A reader of TOI article –
OMR residents go on trash-busting drives – left a comment, asking “Where does the garbage and trash go? How do you transport it ?”
Philo Stalwin, a resident of Kelambakkam, provides the answer: In a mail to
OMR Greens
Stalwin says the garbage that the local panchayat collects from
households and streets is dumped in make-shift landfill by the side of
a lake behind the
Puravankara
residential complex that is under construction. The trash heap is set
on fire , every other night, burning the dump to make space for more
garbage.
Trash that is burnt,
unsorted, may include used tyre, plastics, spent battery, expired
medicine , and substances generating toxic fume that spread in the wind
in populated neigbourhoods. Isn’t it time people living in emerging
high-rise buildings took congnizance of this smouldering health hazard ?
Skeptics ask OMR Greens, ‘what is the big deal in trash-busting
when garbage gets dumped at the same spot the day after it is done’?
Trash-busting is not a waste disposal solution, but a token initiative
by a community group, to create public awareness that waste disposal
problem can only get worse, and eventually, unmanageable, if we
continue to ignore it. And a solution has to be sought with
community participation.
OMR Greens is for a cluster approach to creating infrastructure,
for effective waste and sewage disposal. Government and civic bodies
never allocate adequate funds . Trash-busting is our ways of mobilizing
support for setting up area-specific, locality-wise waste-to-energy
plant. It is a residents initiative to bring together, neighbourhood
people, panchayat, and property developers , as joint stakeholders in
creating and sustaining social assets such as waste-to-energy
plants, sewage-free neighbourhood lakes, community tree-planting in
public space.
Hand-in-Hand, an NGO runs
Mamallapuram waste-to-energy unit fed on kitchen waste collected from
households, restaurants, and hotels. They generate energy enough to
light their 3-acre unit, and also the street that leads from the plant
to ECR. The land for the waste conversion unit has been given by the
local panchayat. The Mamallapuram waste-to-energy plant is located on
land that was used as a trash dump by the civic authorities.
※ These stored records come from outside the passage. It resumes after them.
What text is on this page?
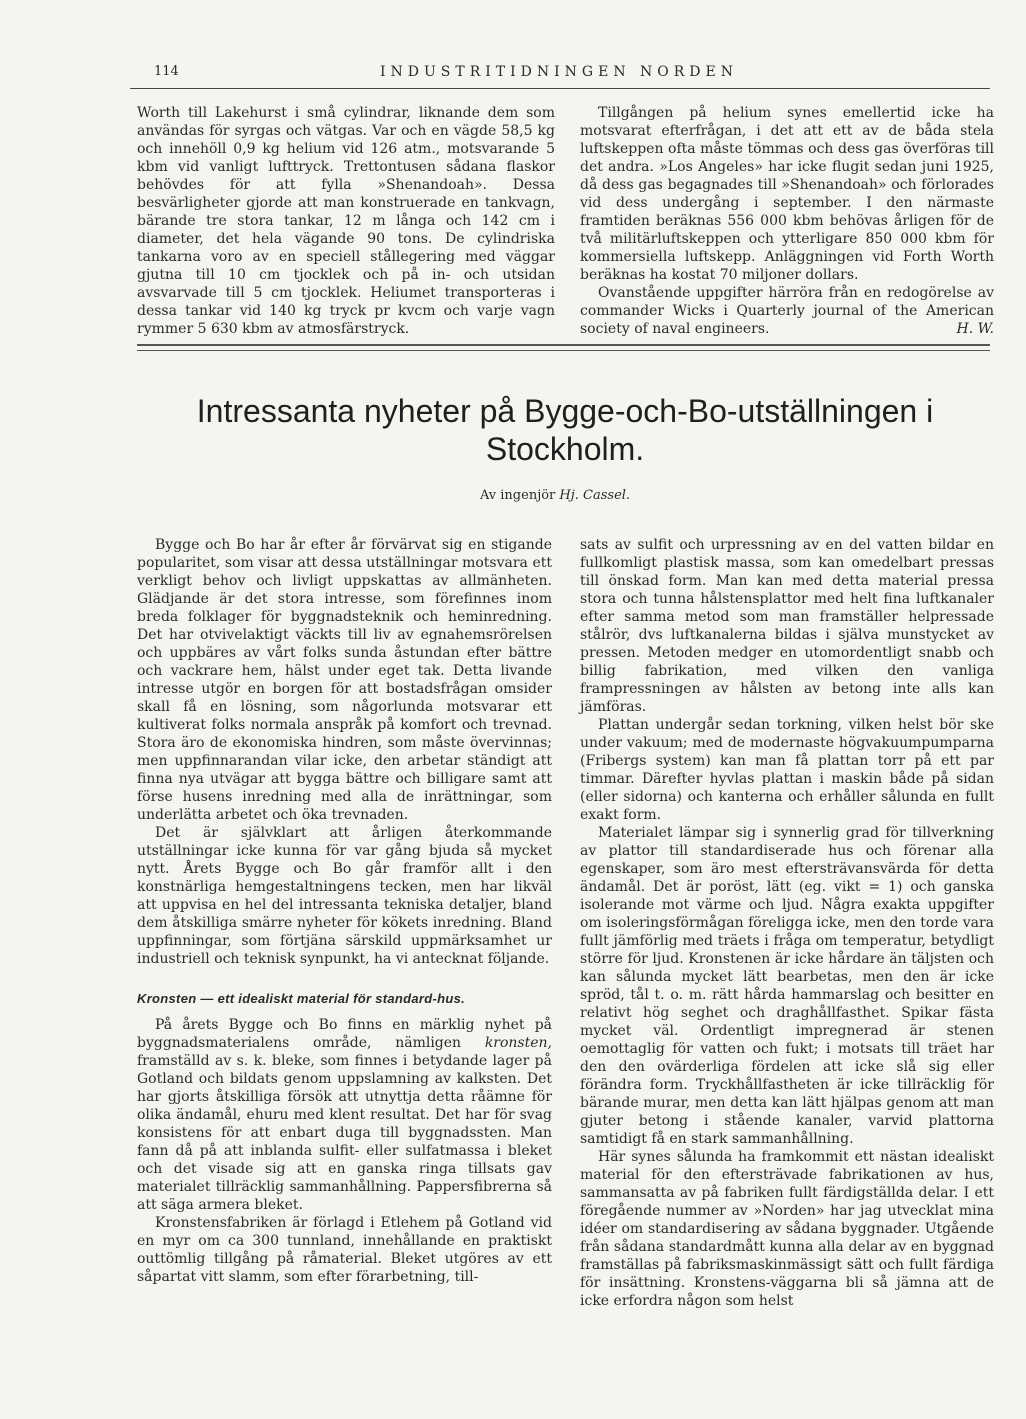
114	INDUSTRITIDNINGEN NORDEN

Worth till Lakehurst i små cylindrar, liknande dem som användas för syrgas och vätgas. Var och en vägde 58,5 kg och innehöll 0,9 kg helium vid 126 atm., motsvarande 5 kbm vid vanligt lufttryck. Trettontusen sådana flaskor behövdes för att fylla »Shenandoah». Dessa besvärligheter gjorde att man konstruerade en tankvagn, bärande tre stora tankar, 12 m långa och 142 cm i diameter, det hela vägande 90 tons. De cylindriska tankarna voro av en speciell stållegering med väggar gjutna till 10 cm tjocklek och på in- och utsidan avsvarvade till 5 cm tjocklek. Heliumet transporteras i dessa tankar vid 140 kg tryck pr kvcm och varje vagn rymmer 5 630 kbm av atmosfärstryck.

Tillgången på helium synes emellertid icke ha motsvarat efterfrågan, i det att ett av de båda stela luftskeppen ofta måste tömmas och dess gas överföras till det andra. »Los Angeles» har icke flugit sedan juni 1925, då dess gas begagnades till »Shenandoah» och förlorades vid dess undergång i september. I den närmaste framtiden beräknas 556 000 kbm behövas årligen för de två militärluftskeppen och ytterligare 850 000 kbm för kommersiella luftskepp. Anläggningen vid Forth Worth beräknas ha kostat 70 miljoner dollars.

Ovanstående uppgifter härröra från en redogörelse av commander Wicks i Quarterly journal of the American society of naval engineers.	H. W.

Intressanta nyheter på Bygge-och-Bo-utställningen i Stockholm.
Av ingenjör Hj. Cassel.

Bygge och Bo har år efter år förvärvat sig en stigande popularitet, som visar att dessa utställningar motsvara ett verkligt behov och livligt uppskattas av allmänheten. Glädjande är det stora intresse, som förefinnes inom breda folklager för byggnadsteknik och heminredning. Det har otvivelaktigt väckts till liv av egnahemsrörelsen och uppbäres av vårt folks sunda åstundan efter bättre och vackrare hem, hälst under eget tak. Detta livande intresse utgör en borgen för att bostadsfrågan omsider skall få en lösning, som någorlunda motsvarar ett kultiverat folks normala anspråk på komfort och trevnad. Stora äro de ekonomiska hindren, som måste övervinnas; men uppfinnarandan vilar icke, den arbetar ständigt att finna nya utvägar att bygga bättre och billigare samt att förse husens inredning med alla de inrättningar, som underlätta arbetet och öka trevnaden.

Det är självklart att årligen återkommande utställningar icke kunna för var gång bjuda så mycket nytt. Årets Bygge och Bo går framför allt i den konstnärliga hemgestaltningens tecken, men har likväl att uppvisa en hel del intressanta tekniska detaljer, bland dem åtskilliga smärre nyheter för kökets inredning. Bland uppfinningar, som förtjäna särskild uppmärksamhet ur industriell och teknisk synpunkt, ha vi antecknat följande.

Kronsten — ett idealiskt material för standard-hus.

På årets Bygge och Bo finns en märklig nyhet på byggnadsmaterialens område, nämligen kronsten, framställd av s. k. bleke, som finnes i betydande lager på Gotland och bildats genom uppslamning av kalksten. Det har gjorts åtskilliga försök att utnyttja detta råämne för olika ändamål, ehuru med klent resultat. Det har för svag konsistens för att enbart duga till byggnadssten. Man fann då på att inblanda sulfit- eller sulfatmassa i bleket och det visade sig att en ganska ringa tillsats gav materialet tillräcklig sammanhållning. Pappersfibrerna så att säga armera bleket.

Kronstensfabriken är förlagd i Etlehem på Gotland vid en myr om ca 300 tunnland, innehållande en praktiskt outtömlig tillgång på råmaterial. Bleket utgöres av ett såpartat vitt slamm, som efter förarbetning, till-

sats av sulfit och urpressning av en del vatten bildar en fullkomligt plastisk massa, som kan omedelbart pressas till önskad form. Man kan med detta material pressa stora och tunna hålstensplattor med helt fina luftkanaler efter samma metod som man framställer helpressade stålrör, dvs luftkanalerna bildas i själva munstycket av pressen. Metoden medger en utomordentligt snabb och billig fabrikation, med vilken den vanliga frampressningen av hålsten av betong inte alls kan jämföras.

Plattan undergår sedan torkning, vilken helst bör ske under vakuum; med de modernaste högvakuumpumparna (Fribergs system) kan man få plattan torr på ett par timmar. Därefter hyvlas plattan i maskin både på sidan (eller sidorna) och kanterna och erhåller sålunda en fullt exakt form.

Materialet lämpar sig i synnerlig grad för tillverkning av plattor till standardiserade hus och förenar alla egenskaper, som äro mest eftersträvansvärda för detta ändamål. Det är poröst, lätt (eg. vikt = 1) och ganska isolerande mot värme och ljud. Några exakta uppgifter om isoleringsförmågan föreligga icke, men den torde vara fullt jämförlig med träets i fråga om temperatur, betydligt större för ljud. Kronstenen är icke hårdare än täljsten och kan sålunda mycket lätt bearbetas, men den är icke spröd, tål t. o. m. rätt hårda hammarslag och besitter en relativt hög seghet och draghållfasthet. Spikar fästa mycket väl. Ordentligt impregnerad är stenen oemottaglig för vatten och fukt; i motsats till träet har den den ovärderliga fördelen att icke slå sig eller förändra form. Tryckhållfastheten är icke tillräcklig för bärande murar, men detta kan lätt hjälpas genom att man gjuter betong i stående kanaler, varvid plattorna samtidigt få en stark sammanhållning.

Här synes sålunda ha framkommit ett nästan idealiskt material för den eftersträvade fabrikationen av hus, sammansatta av på fabriken fullt färdigställda delar. I ett föregående nummer av »Norden» har jag utvecklat mina idéer om standardisering av sådana byggnader. Utgående från sådana standardmått kunna alla delar av en byggnad framställas på fabriksmaskinmässigt sätt och fullt färdiga för insättning. Kronstens-väggarna bli så jämna att de icke erfordra någon som helst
Kelambakkam panchayat can learn a lesson here. What they can do :
1) Set aside , for waste-energy conversion plant, a part of the land that is now used for dumping and burning trash;
2) Seek guidance of NGO – Hand-in-Hand,
Exnora Indrakumar ,
Vivekananda Kendra - to prepare a project proposal, and costs estimate.
3) Convene a ‘town-hall’ public hearing, to share with residents
project details, and proposal for a monthly waste-disposal charges
(like OMR Expressway toll) to be collected from residents, shops,
eating houses and corporates located in the panchayat area; and
4) Levy social infrastructure fee on property developers, in proportion to the scale, size and the number of apartments.